March 21, 2013 feature
Observations of early universe hint at a giant excess of anti-neutrinos
(Phys.org) —Scientists have a great deal of evidence to support the fact that the universe contains much more baryonic matter than baryonic anti-matter, a phenomenon known as baryon asymmetry. Baryons, which are defined as being made of three quarks, include protons and neutrons and make up the bulk of the atomic matter that we're familiar with in everyday life. But much less is known about the possibility of a lepton asymmetry, in which there are unequal amounts of leptons and anti-leptons in the universe. The best known examples of leptons are electrons and neutrinos. Neutrinos in particular are much harder to detect than baryons because they're much lighter, and so much less energetic.
In a new study, physicists Dominik J. Schwarz and Maik Stuke at Bielefeld University in Germany have published a paper in the New Journal of Physics in which they show that recent data from cosmic microwave background (CMB) experiments suggests that the universe contains an excess of anti-neutrinos (defined by their opposite chirality rather than opposite charge) compared with normal neutrinos. Further, this lepton asymmetry could potentially exceed the baryon asymmetry, which is 10-10, by several orders of magnitude. The total number of leptons could also exceed the total number of baryons in the universe.
"A 'leptonic universe' is a universe that contains many more leptons than baryons," Schwarz told Phys.org. "A universe with a vast amount of anti-neutrinos in it would be something unexpected. I can't say how it would change the overall picture, as we are just at the beginning to explore this idea."

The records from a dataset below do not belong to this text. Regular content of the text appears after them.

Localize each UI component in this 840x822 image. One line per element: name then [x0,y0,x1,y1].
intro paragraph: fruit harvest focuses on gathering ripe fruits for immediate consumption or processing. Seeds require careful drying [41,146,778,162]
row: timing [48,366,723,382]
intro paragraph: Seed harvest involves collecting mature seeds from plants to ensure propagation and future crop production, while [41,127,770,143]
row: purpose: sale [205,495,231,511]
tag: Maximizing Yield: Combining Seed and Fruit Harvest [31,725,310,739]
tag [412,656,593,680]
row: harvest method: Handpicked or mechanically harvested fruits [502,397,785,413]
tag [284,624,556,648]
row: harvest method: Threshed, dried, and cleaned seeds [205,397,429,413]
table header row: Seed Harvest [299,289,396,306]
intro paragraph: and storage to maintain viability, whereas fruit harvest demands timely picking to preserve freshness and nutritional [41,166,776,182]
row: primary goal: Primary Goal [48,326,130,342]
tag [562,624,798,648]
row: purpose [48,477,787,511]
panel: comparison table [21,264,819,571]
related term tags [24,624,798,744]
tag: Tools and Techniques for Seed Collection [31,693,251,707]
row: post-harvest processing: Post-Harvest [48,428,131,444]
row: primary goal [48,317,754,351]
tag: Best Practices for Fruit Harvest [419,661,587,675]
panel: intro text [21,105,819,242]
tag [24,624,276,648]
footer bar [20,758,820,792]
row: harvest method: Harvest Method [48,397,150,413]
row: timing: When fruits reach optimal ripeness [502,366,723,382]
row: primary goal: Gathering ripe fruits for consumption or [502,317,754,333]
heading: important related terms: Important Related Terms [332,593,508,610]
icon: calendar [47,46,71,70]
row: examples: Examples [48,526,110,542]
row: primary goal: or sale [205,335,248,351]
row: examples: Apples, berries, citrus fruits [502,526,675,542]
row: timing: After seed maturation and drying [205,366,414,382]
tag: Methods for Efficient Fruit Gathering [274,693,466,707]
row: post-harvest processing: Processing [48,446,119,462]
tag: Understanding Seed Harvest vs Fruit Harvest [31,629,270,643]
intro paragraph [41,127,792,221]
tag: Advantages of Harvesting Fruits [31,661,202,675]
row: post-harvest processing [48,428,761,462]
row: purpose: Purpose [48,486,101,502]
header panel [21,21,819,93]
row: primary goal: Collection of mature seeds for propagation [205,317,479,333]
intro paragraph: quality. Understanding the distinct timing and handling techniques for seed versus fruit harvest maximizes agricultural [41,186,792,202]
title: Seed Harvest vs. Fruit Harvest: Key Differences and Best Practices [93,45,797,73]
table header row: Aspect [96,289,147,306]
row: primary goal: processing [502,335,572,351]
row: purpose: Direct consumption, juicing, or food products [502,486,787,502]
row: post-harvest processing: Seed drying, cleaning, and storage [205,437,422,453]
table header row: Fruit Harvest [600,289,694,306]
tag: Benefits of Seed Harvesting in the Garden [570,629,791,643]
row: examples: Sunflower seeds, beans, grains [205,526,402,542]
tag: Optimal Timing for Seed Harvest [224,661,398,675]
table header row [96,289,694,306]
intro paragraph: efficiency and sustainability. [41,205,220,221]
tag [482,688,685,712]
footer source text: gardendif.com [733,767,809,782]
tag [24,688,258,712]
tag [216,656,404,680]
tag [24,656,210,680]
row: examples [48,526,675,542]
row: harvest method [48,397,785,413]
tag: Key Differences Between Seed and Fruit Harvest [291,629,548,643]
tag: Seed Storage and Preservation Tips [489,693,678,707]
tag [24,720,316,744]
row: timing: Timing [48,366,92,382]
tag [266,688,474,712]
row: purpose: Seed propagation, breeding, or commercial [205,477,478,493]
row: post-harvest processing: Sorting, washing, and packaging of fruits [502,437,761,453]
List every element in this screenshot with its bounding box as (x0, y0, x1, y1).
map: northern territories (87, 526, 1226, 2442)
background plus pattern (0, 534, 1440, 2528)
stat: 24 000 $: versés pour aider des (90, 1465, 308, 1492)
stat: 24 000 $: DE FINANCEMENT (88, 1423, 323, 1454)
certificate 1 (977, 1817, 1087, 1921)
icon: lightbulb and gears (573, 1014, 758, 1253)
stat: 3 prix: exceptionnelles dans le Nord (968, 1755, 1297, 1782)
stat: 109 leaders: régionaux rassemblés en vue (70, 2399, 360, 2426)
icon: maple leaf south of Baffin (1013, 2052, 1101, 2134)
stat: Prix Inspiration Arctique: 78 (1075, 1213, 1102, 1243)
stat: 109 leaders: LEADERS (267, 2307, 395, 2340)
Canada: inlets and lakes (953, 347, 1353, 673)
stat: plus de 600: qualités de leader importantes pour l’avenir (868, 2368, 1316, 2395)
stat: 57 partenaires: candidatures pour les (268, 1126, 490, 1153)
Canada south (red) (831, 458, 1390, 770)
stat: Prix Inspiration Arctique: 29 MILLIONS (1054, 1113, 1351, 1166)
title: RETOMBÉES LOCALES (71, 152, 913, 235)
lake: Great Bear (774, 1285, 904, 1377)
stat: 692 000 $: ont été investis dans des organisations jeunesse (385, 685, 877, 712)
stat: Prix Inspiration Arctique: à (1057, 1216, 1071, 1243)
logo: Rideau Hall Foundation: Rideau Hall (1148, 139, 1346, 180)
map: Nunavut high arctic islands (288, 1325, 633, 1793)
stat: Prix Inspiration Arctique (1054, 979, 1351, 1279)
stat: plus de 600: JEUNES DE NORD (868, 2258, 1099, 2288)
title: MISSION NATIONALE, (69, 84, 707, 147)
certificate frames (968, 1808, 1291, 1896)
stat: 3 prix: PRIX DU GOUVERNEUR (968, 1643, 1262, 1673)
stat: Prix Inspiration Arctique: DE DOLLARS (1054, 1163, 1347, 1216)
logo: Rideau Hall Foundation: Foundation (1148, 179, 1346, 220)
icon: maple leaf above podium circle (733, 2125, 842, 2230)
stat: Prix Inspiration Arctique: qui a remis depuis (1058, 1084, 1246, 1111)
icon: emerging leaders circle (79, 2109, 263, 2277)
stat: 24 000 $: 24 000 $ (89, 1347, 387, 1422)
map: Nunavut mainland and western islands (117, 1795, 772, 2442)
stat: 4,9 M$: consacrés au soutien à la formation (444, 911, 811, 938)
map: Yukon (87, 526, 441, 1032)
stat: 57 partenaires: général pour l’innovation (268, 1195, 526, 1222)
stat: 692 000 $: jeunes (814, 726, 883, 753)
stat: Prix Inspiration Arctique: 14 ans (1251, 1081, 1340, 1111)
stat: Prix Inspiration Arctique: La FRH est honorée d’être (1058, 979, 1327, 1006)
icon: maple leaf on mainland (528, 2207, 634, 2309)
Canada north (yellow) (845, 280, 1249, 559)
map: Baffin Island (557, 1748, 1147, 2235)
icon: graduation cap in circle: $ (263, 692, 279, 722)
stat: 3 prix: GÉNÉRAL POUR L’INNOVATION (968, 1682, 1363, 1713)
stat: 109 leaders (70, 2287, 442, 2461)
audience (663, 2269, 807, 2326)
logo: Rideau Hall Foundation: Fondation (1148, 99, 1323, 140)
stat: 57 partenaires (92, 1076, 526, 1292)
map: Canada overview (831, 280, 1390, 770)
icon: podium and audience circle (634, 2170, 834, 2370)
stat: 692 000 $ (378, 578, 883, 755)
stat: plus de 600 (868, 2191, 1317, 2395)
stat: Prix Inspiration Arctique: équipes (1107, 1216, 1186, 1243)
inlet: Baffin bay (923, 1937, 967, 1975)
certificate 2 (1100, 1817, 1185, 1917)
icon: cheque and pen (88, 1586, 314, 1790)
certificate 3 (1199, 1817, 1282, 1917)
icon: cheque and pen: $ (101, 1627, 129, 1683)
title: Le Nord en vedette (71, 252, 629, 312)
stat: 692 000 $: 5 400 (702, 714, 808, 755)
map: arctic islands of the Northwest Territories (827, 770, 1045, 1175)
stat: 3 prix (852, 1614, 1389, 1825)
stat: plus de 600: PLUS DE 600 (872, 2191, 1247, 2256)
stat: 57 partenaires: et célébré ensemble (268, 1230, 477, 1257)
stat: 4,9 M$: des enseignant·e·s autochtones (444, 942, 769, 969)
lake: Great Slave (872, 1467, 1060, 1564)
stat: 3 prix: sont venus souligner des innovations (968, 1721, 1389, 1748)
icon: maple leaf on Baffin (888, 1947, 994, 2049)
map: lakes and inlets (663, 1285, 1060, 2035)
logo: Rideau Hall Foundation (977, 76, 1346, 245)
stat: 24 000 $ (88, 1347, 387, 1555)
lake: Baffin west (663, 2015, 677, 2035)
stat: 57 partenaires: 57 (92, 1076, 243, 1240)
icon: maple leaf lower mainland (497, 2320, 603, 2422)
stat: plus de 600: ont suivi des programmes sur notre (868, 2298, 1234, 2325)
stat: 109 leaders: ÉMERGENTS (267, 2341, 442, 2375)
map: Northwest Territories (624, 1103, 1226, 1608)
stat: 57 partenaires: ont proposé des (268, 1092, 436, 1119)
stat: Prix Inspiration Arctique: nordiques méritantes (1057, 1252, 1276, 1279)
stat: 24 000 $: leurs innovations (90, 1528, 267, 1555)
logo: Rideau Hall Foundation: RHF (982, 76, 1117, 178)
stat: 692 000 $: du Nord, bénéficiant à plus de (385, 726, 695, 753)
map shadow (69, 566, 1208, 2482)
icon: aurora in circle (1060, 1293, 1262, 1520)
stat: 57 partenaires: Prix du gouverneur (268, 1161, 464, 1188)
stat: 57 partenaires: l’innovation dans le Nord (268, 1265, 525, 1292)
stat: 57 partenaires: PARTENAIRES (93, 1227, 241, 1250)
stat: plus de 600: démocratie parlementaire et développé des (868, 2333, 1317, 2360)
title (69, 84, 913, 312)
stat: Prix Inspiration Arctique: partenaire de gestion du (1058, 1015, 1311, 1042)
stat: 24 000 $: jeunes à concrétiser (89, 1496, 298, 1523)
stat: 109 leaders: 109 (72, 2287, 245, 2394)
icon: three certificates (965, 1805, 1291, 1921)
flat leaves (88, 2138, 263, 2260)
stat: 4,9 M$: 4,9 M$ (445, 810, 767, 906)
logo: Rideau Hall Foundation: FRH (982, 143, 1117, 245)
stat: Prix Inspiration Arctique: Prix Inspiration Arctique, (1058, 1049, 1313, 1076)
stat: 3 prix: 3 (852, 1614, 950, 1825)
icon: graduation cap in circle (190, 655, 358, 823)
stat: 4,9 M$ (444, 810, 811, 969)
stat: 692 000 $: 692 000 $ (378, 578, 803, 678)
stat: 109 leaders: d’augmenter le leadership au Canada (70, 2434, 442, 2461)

Finding evidence for a lepton asymmetry is not easy. For one thing, leptons have such low energy that large numbers of them can easily hide in the neutrino background and escape scientists' attempts to detect them. But, as Schwarz and Stuke explain, leptons could be observable in the early universe because they would have affected nucleosynthesis (the production of nuclei that occurred just a few moments after the Big Bang) and the CMB (the radiation left over from the photon decoupling that occurred when the universe was about 400,000 years old).
In particular, leptons would have affected the production of helium in the early universe. In this study, the physicists measured the abundance of primordial helium in the universe using new CMB data from three sources: the Atacama Cosmology Telescope, the Southpole Telescope, and the WMAP Team. By comparing the results of this global analysis with previous results of helium abundance from local observations of extragalactic regions, the scientists could put some constraints on lepton asymmetry.
The data indicated that we may live in a universe ruled by anti-neutrinos instead of normal ones, which could have implications for how we currently understand what happened in the early universe. In addition, the anti-neutrino surplus would theoretically lead to an increase in the expansion rate of the universe. However, the data so far does not rule out the standard scenario of Big Bang nucleosynthesis.
"With regard to Big Bang Nucleosynthesis, [confirmed lepton asymmetry] would certainly falsify the standard scenario, which assumes that there is no lepton asymmetry," Schwarz said. "However, the new model for nucleosynthesis would not be radically different; it would just incorporate this new ingredient."
In the future, the physicists hope that upcoming CMB data releases and improved measurements of primordial abundances will allow for further testing of lepton asymmetry.
"I think it would be surprising if the asymmetry in leptons turns out to be much larger than the asymmetry in baryons," Schwarz said. "Although in some sense, we should honestly admit that we don't know how the matter anti-matter asymmetry comes along. Thus we should not be surprised but rather open-minded."